“Diving with Dragons”
“City Fish and Country Fish”
“Ultimate Squid Dissection”
“Small Fry to Go: Growing a new generation of citizen scientists”
“Ghostbusting in the Chesapeake”
You know you’re going to a conference of educators when you see presentation names like these! These were only a handful of over 200 educational presentations at this year’s National Marine Educators Association (NMEA) conference. This year’s conference was held June 29-July 3 on the gorgeous campus of Northeastern University in Boston.
So much to learn, so little time! Educators from all across the U.S. and even a handful from countries such as Australia and Japan were in attendance, each bringing knowledge and experience in outreach and education. My week was spent trying to download and absorb as much information as I could, coupled with networking with as many people as possible. The wealth of educational programs, resources, tools, and materials out there is staggering and utterly impressive. You could find everything from a toolkit to help you teach about plankton to information on how to use GPS drifters for hands-on oceanography.
Of course, you could also learn about the incredibly fascinating subject of “Plastics and the Patches: Information and Resources on Marine Debris.” My presentation was on the very last day of the conference and right before lunch. I had to wonder how many folks would actually show up.
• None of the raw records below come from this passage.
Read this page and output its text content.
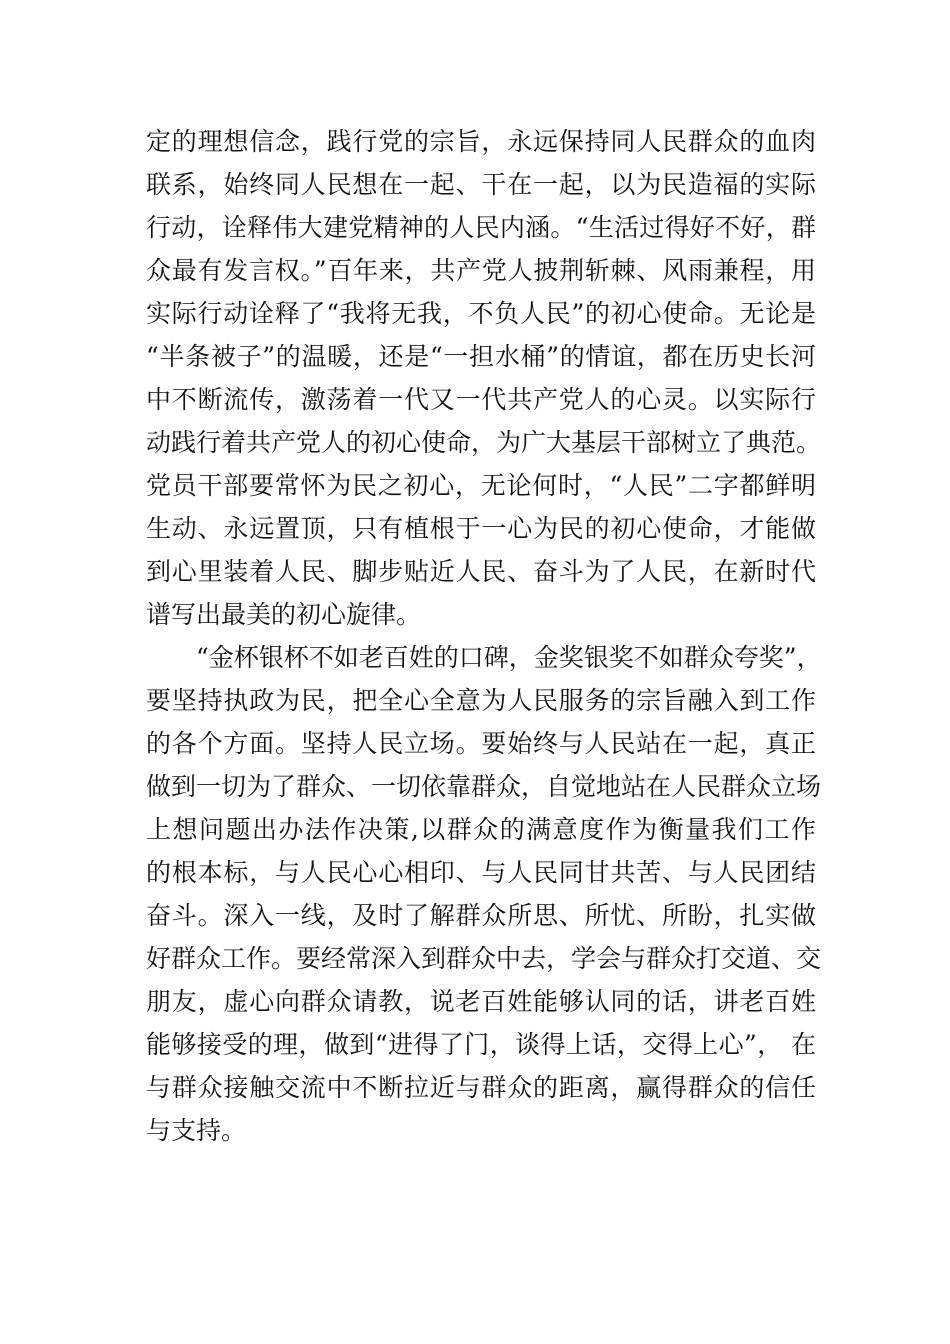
定的理想信念，践行党的宗旨，永远保持同人民群众的血肉
联系，始终同人民想在一起、干在一起，以为民造福的实际
行动，诠释伟大建党精神的人民内涵。“生活过得好不好，群
众最有发言权。”百年来，共产党人披荆斩棘、风雨兼程，用
实际行动诠释了“我将无我，不负人民”的初心使命。无论是
“半条被子”的温暖，还是“一担水桶”的情谊，都在历史长河
中不断流传，激荡着一代又一代共产党人的心灵。以实际行
动践行着共产党人的初心使命，为广大基层干部树立了典范。
党员干部要常怀为民之初心，无论何时，“人民”二字都鲜明
生动、永远置顶，只有植根于一心为民的初心使命，才能做
到心里装着人民、脚步贴近人民、奋斗为了人民，在新时代
谱写出最美的初心旋律。
“金杯银杯不如老百姓的口碑，金奖银奖不如群众夸奖”，
要坚持执政为民，把全心全意为人民服务的宗旨融入到工作
的各个方面。坚持人民立场。要始终与人民站在一起，真正
做到一切为了群众、一切依靠群众，自觉地站在人民群众立场
上想问题出办法作决策,以群众的满意度作为衡量我们工作
的根本标，与人民心心相印、与人民同甘共苦、与人民团结
奋斗。深入一线，及时了解群众所思、所忧、所盼，扎实做
好群众工作。要经常深入到群众中去，学会与群众打交道、交
朋友，虚心向群众请教，说老百姓能够认同的话，讲老百姓
能够接受的理，做到“进得了门，谈得上话，交得上心”， 在
与群众接触交流中不断拉近与群众的距离，赢得群众的信任
与支持。
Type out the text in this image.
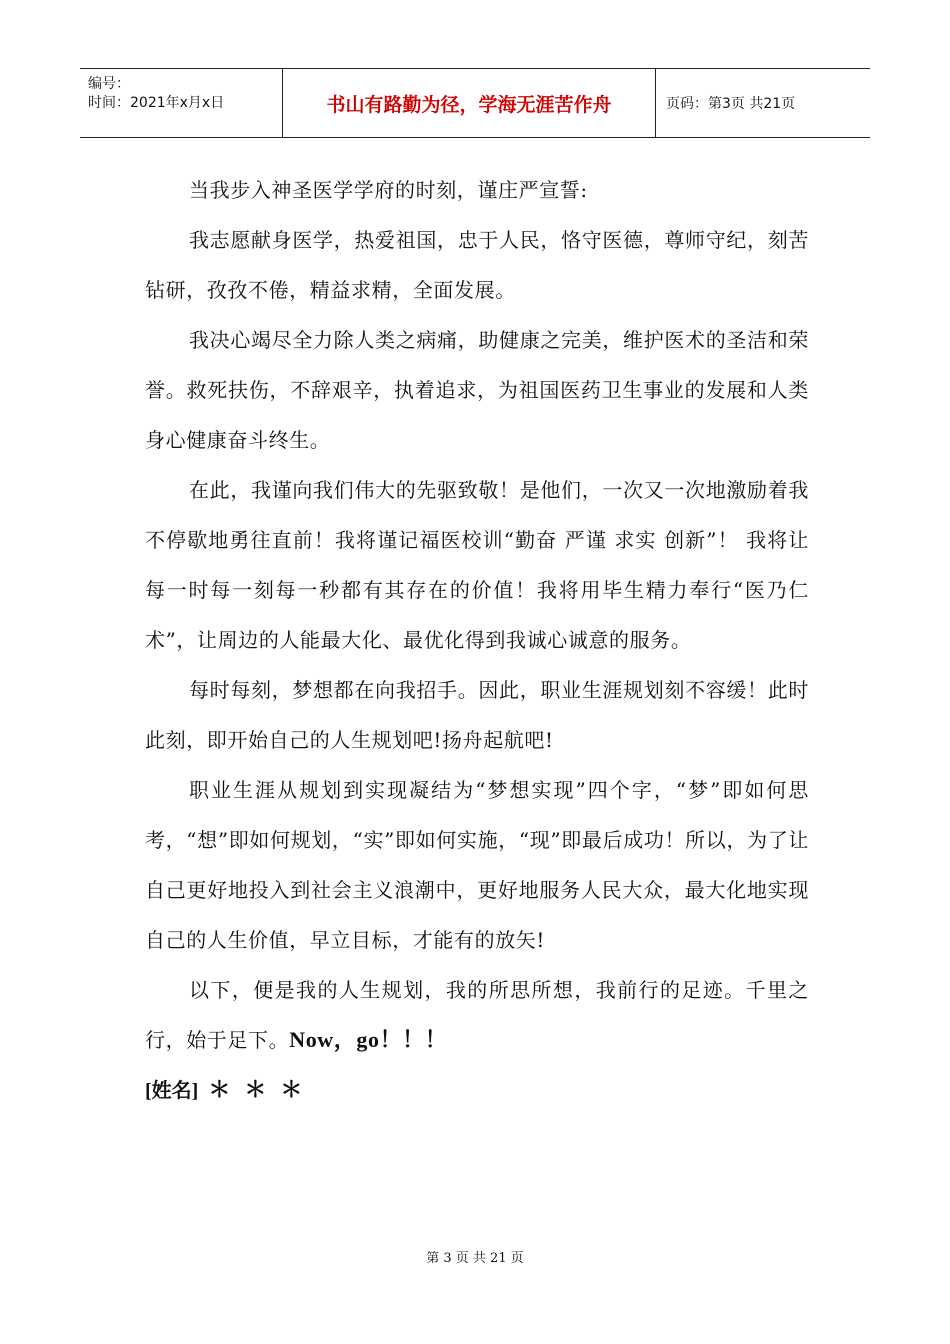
编号：
时间：2021年x月x日	书山有路勤为径，学海无涯苦作舟	页码：第3页 共21页

当我步入神圣医学学府的时刻，谨庄严宣誓:

我志愿献身医学，热爱祖国，忠于人民，恪守医德，尊师守纪，刻苦钻研，孜孜不倦，精益求精，全面发展。

我决心竭尽全力除人类之病痛，助健康之完美，维护医术的圣洁和荣誉。救死扶伤，不辞艰辛，执着追求，为祖国医药卫生事业的发展和人类身心健康奋斗终生。

在此，我谨向我们伟大的先驱致敬！是他们，一次又一次地激励着我不停歇地勇往直前！我将谨记福医校训“勤奋 严谨 求实 创新”！ 我将让每一时每一刻每一秒都有其存在的价值！我将用毕生精力奉行“医乃仁术”，让周边的人能最大化、最优化得到我诚心诚意的服务。

每时每刻，梦想都在向我招手。因此，职业生涯规划刻不容缓！此时此刻，即开始自己的人生规划吧!扬舟起航吧!

职业生涯从规划到实现凝结为“梦想实现”四个字，“梦”即如何思考，“想”即如何规划，“实”即如何实施，“现”即最后成功！所以，为了让自己更好地投入到社会主义浪潮中，更好地服务人民大众，最大化地实现自己的人生价值，早立目标，才能有的放矢!

以下，便是我的人生规划，我的所思所想，我前行的足迹。千里之行，始于足下。Now，go！！！

[姓名] ＊＊＊

第 3 页 共 21 页
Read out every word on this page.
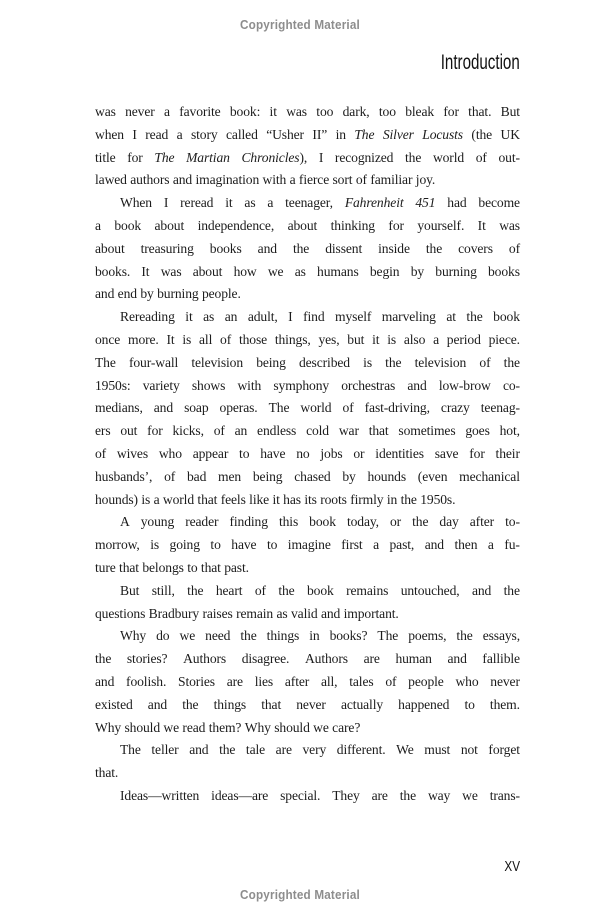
Copyrighted Material
Introduction
was never a favorite book: it was too dark, too bleak for that. But
when I read a story called “Usher II” in The Silver Locusts (the UK
title for The Martian Chronicles), I recognized the world of out-
lawed authors and imagination with a fierce sort of familiar joy.
When I reread it as a teenager, Fahrenheit 451 had become
a book about independence, about thinking for yourself. It was
about treasuring books and the dissent inside the covers of
books. It was about how we as humans begin by burning books
and end by burning people.
Rereading it as an adult, I find myself marveling at the book
once more. It is all of those things, yes, but it is also a period piece.
The four-wall television being described is the television of the
1950s: variety shows with symphony orchestras and low-brow co-
medians, and soap operas. The world of fast-driving, crazy teenag-
ers out for kicks, of an endless cold war that sometimes goes hot,
of wives who appear to have no jobs or identities save for their
husbands’, of bad men being chased by hounds (even mechanical
hounds) is a world that feels like it has its roots firmly in the 1950s.
A young reader finding this book today, or the day after to-
morrow, is going to have to imagine first a past, and then a fu-
ture that belongs to that past.
But still, the heart of the book remains untouched, and the
questions Bradbury raises remain as valid and important.
Why do we need the things in books? The poems, the essays,
the stories? Authors disagree. Authors are human and fallible
and foolish. Stories are lies after all, tales of people who never
existed and the things that never actually happened to them.
Why should we read them? Why should we care?
The teller and the tale are very different. We must not forget
that.
Ideas—written ideas—are special. They are the way we trans-
XV
Copyrighted Material
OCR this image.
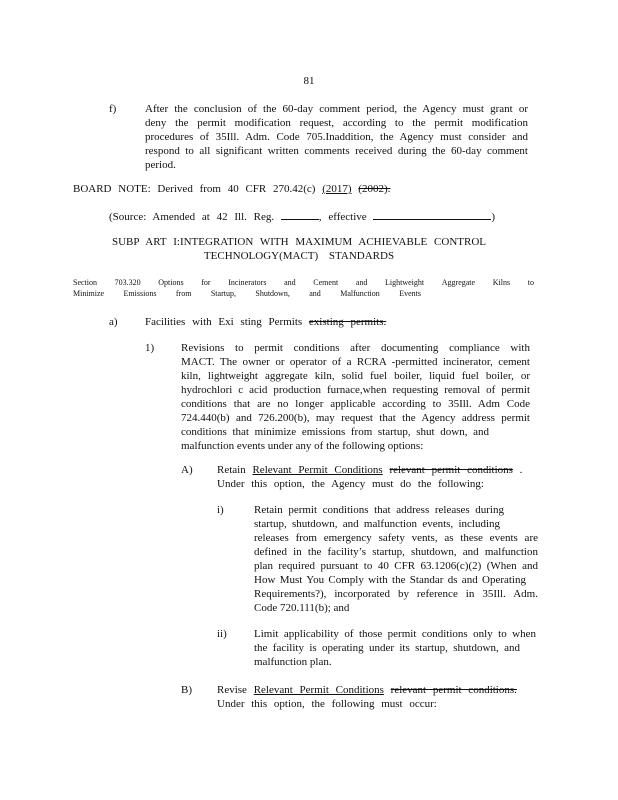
81
f)	After the conclusion of the 60-day comment period, the Agency must grant or
deny the permit modification request, according to the permit modification
procedures of 35Ill. Adm. Code 705.Inaddition, the Agency must consider and
respond to all significant written comments received during the 60-day comment
period.
BOARD NOTE: Derived from 40 CFR 270.42(c) (2017) (2002).
(Source: Amended at 42 Ill. Reg.	, effective	)
SUBP ART I:INTEGRATION WITH MAXIMUM ACHIEVABLE CONTROL
TECHNOLOGY(MACT) STANDARDS
Section 703.320 Options for Incinerators and Cement and Lightweight Aggregate Kilns to
Minimize Emissions from Startup, Shutdown, and Malfunction Events
a) Facilities with Exi sting Permits existing permits.
1) Revisions to permit conditions after documenting compliance with
MACT. The owner or operator of a RCRA -permitted incinerator, cement
kiln, lightweight aggregate kiln, solid fuel boiler, liquid fuel boiler, or
hydrochlori c acid production furnace,when requesting removal of permit
conditions that are no longer applicable according to 35Ill. Adm Code
724.440(b) and 726.200(b), may request that the Agency address permit
conditions that minimize emissions from startup, shut down, and
malfunction events under any of the following options:
A) Retain Relevant Permit Conditions relevant permit conditions .
Under this option, the Agency must do the following:
i)	Retain permit conditions that address releases during
startup, shutdown, and malfunction events, including
releases from emergency safety vents, as these events are
defined in the facility’s startup, shutdown, and malfunction
plan required pursuant to 40 CFR 63.1206(c)(2) (When and
How Must You Comply with the Standar ds and Operating
Requirements?), incorporated by reference in 35Ill. Adm.
Code 720.111(b); and
ii) Limit applicability of those permit conditions only to when
the facility is operating under its startup, shutdown, and
malfunction plan.
B) Revise Relevant Permit Conditions relevant permit conditions.
Under this option, the following must occur:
You see, I was one of ten presenters all slated for the same time slot and thus participants had to choose carefully as they could only go and see one of the ten. I must say that I was pleasantly surprised with a completely full room!
We have all seen stories in the media about plastic marine debris and areas of our oceans known as the “garbage patches” (areas of the ocean where marine debris tends to concentrate). The myriad of information, sometimes contradictory, has left the public confused. Why haven’t I seen a photo of a patch? Do plastics truly degrade? In an attempt to arm educators with the sound science and the resources and materials to help make their work easier, my presentation provided up-to-date science-based information to help demystify and clarify what is known about plastic marine debris and the patches. I was blown away by not only the level of interest, enthusiasm, and passion for the topic of marine debris, but also the desire for good, solid, science-based information.
The week flew by and before I knew it, I was headed home. I left with my luggage much heavier than when I arrived, my notebook bursting at the seams with new information, my business card holder overflowing with new contacts. The educators’ passion fueled my passion and renewed my hope and belief that there will be an end to this worldwide problem. To all the educators–thank you and keep rockin’!